Когда они с Бернардом провожали Маргарет, Энрике обратил внимание на какой-то слишком уж торжественный вид ее улицы, начиная с изящного кооперативного дома довоенной постройки на углу Девятой и Юниверсити-плейс. Сквозь необычные, выстроившиеся в два ряда окна можно было мельком увидеть комнаты с красивой мебелью, выглядевшие очень по-европейски, будто обстановку доставили из Парижа. Остальные дома, построенные уже после войны, в архитектурном плане не сильно отличались друг от друга. Дом Маргарет, со множеством одинаковых окон, был похож на некое учреждение и смотрелся наиболее незаметно. Энрике также заметил, что квартира Маргарет выходит на жилой комплекс из светло-коричневого камня, перед которым, спасая его от окружающей тоскливости, разбили небольшой садик — зеленый пятачок длиной футов двадцать или около того. Даже сейчас, в декабре, с полдюжины сосен, ярко сияя рождественскими огнями, возвышались над грязными сугробами.

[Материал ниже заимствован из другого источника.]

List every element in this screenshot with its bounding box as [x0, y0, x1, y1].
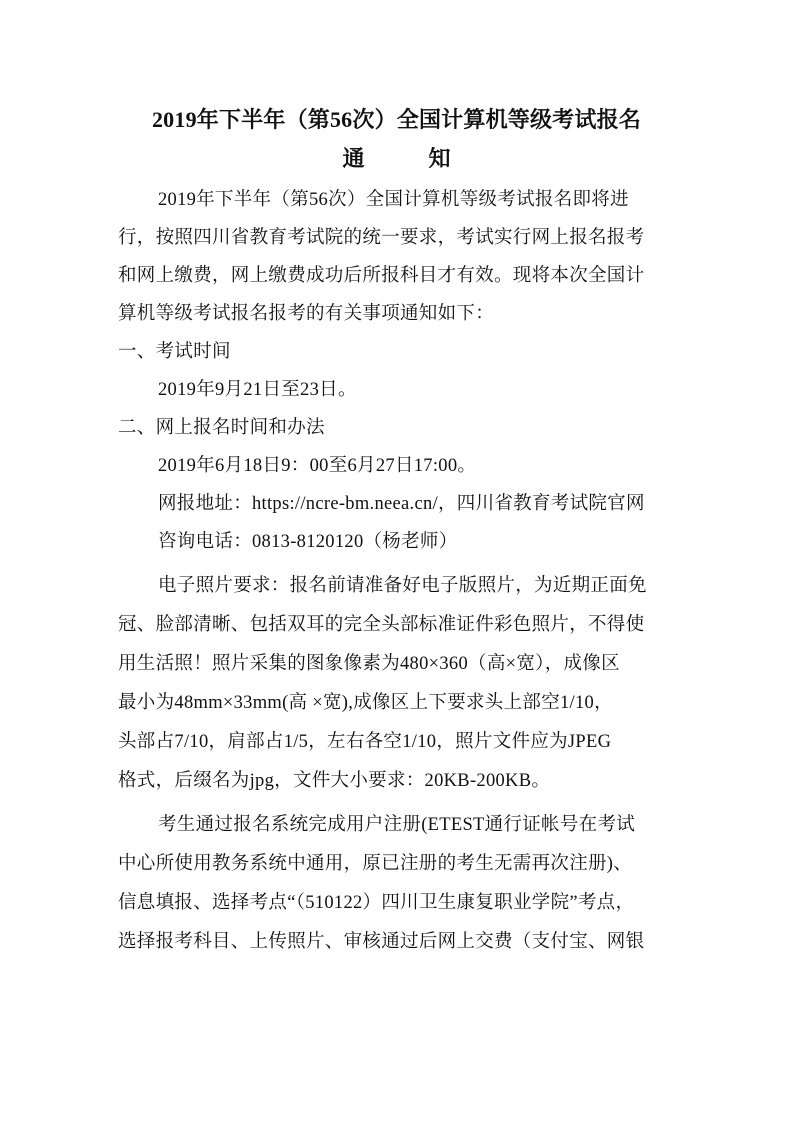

На отрезке Девятой улицы от Пятой авеню до Бродвея не было ни административных зданий, ни многоквартирных домов, ни ветхих особняков, которые стояли на всех близлежащих улицах. Оазис протяженностью в два квартала: Бродвей четко отделял его от опасного гниения Ист-Виллидж. Если вы хотели пересечь Бродвей в этом месте, скажем, чтобы полакомиться пряной пастромой или дымящимися кнышами в «Кошерном дэли на Второй авеню», то вам надо было обойти перевернутые мусорные баки, вокруг которых копошились те, кто принес свою молодость в жертву наркотикам, и постараться не встречаться глазами ни с бездомными разочарованными неудавшимися художниками, ни с интеллектуалами, напрасно растягивающими транспаранты с гневными протестами в адрес политиков поперек разбитых окон заброшенных зданий. Вскоре эти места приобретут романтический ореол современной La Bohème[19], а еще через пять лет — славу элитного жилья, но в 1975 году Энрике знал только, что после девяти вечера не следует гулять к востоку от Бродвея, если не хочешь быть ограбленным. Девятая улица, где жила Маргарет, с точки зрения Энрике, оставалась единственным осколком былых времен, времен Генри Джеймса и юной Элеоноры Рузвельт. Он считал это место последним вздохом умирающего города и уж никак не предвестником Манхэттена 2000-х, кишмя кишащего миллионерами, которые своими дорогущими особняками застроят все пространство между Гудзоном и Ист-Ривер. Энрике думал, что шагает в прошлое, в то время как на самом деле видел будущее.